P.S.: Já enchi um saco do Pingo Doce, daqueles que custam só 0,50€, e parece-me que ainda vou encher mais; o Kundera, a Joanne Harris o Murakami, o Vidal, as psicologias já saltaram das prateleiras e jazem exangues no chão do quarto de hóspedes, à espera da do veredicto – partem? não partem? partem já? partem só daqui a seis meses? vão para pass downs? vão para a ACA?
Escrito originalmente em Julho de 2011, a propósito de uma doação de livros à Biblioteca da Associação Coração Amarelo.

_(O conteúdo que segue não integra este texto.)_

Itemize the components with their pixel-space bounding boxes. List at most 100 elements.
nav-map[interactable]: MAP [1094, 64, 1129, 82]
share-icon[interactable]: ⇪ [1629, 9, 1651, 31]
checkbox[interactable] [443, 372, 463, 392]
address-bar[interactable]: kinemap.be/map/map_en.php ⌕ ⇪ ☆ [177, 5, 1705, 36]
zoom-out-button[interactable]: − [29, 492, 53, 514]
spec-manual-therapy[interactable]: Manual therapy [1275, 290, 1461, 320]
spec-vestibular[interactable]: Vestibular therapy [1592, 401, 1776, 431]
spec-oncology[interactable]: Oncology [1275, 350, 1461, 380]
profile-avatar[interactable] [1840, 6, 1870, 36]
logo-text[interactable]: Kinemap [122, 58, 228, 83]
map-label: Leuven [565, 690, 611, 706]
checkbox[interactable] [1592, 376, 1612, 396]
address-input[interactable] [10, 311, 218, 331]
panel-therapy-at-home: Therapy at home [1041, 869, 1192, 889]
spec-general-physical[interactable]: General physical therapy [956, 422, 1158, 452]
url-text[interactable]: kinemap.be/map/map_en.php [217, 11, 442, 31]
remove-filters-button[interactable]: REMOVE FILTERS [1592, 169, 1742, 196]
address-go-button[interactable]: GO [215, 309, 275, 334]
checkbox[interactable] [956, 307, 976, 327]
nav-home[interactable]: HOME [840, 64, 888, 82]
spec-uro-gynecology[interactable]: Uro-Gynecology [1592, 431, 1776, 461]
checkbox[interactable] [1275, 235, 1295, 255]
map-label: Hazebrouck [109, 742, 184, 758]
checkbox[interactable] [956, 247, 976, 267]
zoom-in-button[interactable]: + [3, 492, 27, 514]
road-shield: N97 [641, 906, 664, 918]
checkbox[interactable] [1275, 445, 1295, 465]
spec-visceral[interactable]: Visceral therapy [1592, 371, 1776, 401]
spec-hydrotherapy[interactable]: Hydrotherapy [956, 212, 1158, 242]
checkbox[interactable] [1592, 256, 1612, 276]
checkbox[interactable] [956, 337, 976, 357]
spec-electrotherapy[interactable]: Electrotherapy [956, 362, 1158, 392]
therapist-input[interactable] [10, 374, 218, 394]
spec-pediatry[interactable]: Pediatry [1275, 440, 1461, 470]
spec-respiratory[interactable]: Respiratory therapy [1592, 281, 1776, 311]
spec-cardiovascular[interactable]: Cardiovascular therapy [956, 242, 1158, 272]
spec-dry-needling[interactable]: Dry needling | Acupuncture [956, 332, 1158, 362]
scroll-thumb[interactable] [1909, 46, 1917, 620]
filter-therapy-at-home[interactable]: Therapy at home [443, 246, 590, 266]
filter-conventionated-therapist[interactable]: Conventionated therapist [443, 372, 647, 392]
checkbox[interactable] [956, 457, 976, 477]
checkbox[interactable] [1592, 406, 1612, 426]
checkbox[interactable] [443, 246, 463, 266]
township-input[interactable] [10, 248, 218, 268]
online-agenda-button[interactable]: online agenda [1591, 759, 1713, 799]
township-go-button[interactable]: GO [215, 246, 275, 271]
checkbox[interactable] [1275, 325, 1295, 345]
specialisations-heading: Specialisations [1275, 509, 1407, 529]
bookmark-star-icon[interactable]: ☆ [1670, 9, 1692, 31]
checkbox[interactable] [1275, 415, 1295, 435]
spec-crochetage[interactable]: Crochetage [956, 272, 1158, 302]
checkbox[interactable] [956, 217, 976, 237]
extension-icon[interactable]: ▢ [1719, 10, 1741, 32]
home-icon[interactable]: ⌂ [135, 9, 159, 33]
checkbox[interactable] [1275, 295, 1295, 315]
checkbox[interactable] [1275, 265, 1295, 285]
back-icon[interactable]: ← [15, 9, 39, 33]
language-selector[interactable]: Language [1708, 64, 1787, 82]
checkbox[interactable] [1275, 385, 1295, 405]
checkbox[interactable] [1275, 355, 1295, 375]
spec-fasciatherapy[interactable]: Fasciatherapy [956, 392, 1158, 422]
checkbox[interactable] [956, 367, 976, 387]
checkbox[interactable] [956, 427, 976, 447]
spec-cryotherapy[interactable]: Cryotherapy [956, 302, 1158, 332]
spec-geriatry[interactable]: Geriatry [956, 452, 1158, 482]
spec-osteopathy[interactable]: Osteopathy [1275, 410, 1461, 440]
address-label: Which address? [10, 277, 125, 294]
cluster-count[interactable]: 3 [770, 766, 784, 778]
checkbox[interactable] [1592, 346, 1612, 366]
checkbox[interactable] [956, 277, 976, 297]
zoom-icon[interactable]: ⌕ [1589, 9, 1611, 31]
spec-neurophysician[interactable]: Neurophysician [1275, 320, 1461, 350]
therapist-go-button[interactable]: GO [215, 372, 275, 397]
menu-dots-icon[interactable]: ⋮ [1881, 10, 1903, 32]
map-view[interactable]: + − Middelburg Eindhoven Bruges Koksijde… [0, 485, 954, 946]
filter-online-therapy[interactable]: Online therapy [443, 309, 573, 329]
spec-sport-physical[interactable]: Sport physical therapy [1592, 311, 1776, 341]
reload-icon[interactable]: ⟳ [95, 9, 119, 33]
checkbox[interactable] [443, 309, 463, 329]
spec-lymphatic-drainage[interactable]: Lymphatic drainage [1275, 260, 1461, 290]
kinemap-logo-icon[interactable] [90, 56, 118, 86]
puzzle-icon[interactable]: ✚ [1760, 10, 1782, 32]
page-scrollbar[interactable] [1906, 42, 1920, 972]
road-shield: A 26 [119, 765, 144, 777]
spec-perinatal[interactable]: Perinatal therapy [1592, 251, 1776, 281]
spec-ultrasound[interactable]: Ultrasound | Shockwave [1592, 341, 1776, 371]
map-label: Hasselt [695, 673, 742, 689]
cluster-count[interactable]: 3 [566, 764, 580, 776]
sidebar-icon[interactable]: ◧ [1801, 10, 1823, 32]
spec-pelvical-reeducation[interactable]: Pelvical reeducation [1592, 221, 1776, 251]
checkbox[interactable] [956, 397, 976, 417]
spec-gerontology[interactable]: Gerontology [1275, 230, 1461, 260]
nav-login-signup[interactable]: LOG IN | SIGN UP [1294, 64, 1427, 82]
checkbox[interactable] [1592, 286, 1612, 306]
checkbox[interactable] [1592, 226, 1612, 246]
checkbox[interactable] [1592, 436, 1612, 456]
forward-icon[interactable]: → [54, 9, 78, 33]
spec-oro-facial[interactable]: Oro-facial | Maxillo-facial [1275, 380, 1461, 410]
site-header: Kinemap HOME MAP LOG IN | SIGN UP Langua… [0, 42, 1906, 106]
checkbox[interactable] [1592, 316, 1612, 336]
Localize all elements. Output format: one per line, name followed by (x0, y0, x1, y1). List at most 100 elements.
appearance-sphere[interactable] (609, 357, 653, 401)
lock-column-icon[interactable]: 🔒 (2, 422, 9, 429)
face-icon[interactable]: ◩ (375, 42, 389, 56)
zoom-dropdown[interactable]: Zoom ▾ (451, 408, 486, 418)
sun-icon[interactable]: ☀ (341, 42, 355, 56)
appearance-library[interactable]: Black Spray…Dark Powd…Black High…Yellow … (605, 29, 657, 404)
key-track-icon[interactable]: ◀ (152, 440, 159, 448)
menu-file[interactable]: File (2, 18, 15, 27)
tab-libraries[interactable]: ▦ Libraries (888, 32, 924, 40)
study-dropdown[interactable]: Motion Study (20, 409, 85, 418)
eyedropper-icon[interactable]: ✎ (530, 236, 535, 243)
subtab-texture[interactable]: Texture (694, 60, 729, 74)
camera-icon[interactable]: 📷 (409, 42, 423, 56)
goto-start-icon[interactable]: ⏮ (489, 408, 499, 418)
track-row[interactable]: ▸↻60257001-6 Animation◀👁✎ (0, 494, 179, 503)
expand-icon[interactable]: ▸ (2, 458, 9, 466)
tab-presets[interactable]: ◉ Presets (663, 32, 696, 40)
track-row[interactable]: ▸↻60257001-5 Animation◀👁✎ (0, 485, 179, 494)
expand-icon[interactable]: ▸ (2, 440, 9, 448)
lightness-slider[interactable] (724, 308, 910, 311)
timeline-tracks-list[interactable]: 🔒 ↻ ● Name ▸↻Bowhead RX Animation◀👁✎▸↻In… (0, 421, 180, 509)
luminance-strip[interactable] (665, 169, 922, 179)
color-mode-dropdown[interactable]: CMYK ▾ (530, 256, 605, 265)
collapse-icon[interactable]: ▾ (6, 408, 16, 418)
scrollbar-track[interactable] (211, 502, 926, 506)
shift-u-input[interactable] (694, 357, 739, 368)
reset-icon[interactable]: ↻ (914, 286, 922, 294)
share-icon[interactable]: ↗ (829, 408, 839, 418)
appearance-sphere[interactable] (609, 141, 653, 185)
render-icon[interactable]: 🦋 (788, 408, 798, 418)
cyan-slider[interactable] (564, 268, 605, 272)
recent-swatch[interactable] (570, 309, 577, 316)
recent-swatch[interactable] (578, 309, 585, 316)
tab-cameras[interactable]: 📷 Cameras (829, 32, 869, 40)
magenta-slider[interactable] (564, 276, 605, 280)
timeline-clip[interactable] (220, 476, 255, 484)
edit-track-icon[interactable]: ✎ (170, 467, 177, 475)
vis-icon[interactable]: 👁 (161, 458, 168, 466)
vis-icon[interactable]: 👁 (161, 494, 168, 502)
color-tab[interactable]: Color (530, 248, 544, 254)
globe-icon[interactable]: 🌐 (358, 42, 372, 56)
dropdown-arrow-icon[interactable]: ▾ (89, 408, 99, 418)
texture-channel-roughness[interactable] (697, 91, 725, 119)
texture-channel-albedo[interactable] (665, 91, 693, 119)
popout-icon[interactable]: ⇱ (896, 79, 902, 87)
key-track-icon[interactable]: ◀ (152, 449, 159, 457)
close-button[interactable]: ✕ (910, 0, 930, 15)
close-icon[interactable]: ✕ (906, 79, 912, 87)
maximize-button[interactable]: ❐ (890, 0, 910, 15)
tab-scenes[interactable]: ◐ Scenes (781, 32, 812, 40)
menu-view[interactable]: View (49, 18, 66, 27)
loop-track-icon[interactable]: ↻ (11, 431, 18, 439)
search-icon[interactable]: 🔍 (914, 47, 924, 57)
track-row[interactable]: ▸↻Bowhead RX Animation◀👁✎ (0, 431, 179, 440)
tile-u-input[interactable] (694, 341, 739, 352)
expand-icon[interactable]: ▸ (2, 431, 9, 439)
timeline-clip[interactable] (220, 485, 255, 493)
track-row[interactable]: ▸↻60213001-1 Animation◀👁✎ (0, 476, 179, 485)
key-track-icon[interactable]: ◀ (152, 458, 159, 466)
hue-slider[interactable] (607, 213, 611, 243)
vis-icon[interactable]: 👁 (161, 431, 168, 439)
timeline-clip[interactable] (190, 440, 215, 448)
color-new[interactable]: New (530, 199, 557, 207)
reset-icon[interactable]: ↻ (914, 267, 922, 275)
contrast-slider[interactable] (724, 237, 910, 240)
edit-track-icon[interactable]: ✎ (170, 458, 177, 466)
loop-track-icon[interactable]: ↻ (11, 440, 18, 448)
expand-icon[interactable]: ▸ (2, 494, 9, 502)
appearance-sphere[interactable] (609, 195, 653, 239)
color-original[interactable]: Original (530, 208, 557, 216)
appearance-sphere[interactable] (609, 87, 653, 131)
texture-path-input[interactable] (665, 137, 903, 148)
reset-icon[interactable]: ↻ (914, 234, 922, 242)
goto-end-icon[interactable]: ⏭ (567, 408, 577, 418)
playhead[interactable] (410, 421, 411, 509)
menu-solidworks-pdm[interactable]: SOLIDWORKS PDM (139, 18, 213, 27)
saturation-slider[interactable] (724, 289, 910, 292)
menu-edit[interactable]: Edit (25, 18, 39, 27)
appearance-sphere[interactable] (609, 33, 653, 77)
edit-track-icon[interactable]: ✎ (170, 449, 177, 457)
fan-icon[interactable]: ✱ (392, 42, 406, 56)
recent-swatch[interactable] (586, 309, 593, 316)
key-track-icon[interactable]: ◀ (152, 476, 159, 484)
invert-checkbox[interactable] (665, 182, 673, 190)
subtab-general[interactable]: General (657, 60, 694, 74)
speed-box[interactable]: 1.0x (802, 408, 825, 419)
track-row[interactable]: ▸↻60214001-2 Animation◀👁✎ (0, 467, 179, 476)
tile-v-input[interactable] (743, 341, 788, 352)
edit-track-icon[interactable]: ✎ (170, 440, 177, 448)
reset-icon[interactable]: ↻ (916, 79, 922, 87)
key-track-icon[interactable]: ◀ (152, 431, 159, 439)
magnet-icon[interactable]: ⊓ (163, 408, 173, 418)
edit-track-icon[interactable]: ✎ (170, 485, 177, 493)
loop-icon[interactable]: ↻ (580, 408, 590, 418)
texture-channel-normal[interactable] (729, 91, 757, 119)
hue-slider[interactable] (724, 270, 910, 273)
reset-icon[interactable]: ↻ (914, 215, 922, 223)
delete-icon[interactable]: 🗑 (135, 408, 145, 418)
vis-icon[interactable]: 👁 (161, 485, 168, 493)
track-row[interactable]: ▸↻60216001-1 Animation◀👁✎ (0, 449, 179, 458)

Adenda de Dezembro de 2014
- Kundera, Murakami e Vidal foram, em regime de comodato e termo de responsabilidade, para outra casa;
- Joanne Harris “voou” em passagens de testemunho;
- as “psicologias" foram para parte incerta;
- no fim de 2011, naquele que foi o meu último assomo de consumismo literário, comprei uns dez livros da Rosa Montero - só tinha que comprar um, para o Club de Lectura, mas como estava com a mão na massa, leia-se, no rato, foram só mais uns clics e lá vieram os outros todos, que por acaso já li quase todos…;
- entretanto, fiz-me sócia de três Bibliotecas Públicas e apenas comprei livros para o Club de Lectura quando não os encontrava na do Cervantes;
- num processo que demonstra à saciedade que a minha relação com a aquisição de livros é a mesma de Penélope com o seu manto, também comprei alguns “must have” na feira do livro (Rentes de Carvalho, Esteves Cardoso, Jack London, Sandor Marai, alguns livros de culinária muito bons) em saldos de 50% da Imprensa Nacional (Nemésio, Régio), no total uns 30 livros, ou mais, a maior parte dos quais não lidos mas têm uns lindos autógrafos dedicados à minha pessoa;
- já consegui começar a “deitar abaixo” a lista dos não lidos, como é o caso de O Quarteto de Alexandria, comprado no ano da Queda do Muro de Berlim, e de um Torga comprado há mais de uma década;
- por fim, mas não menos importante, tenho o tão ambicionado ipad mas não tenho tempo para (aprender a) fazer downloads…Ora bolas!!!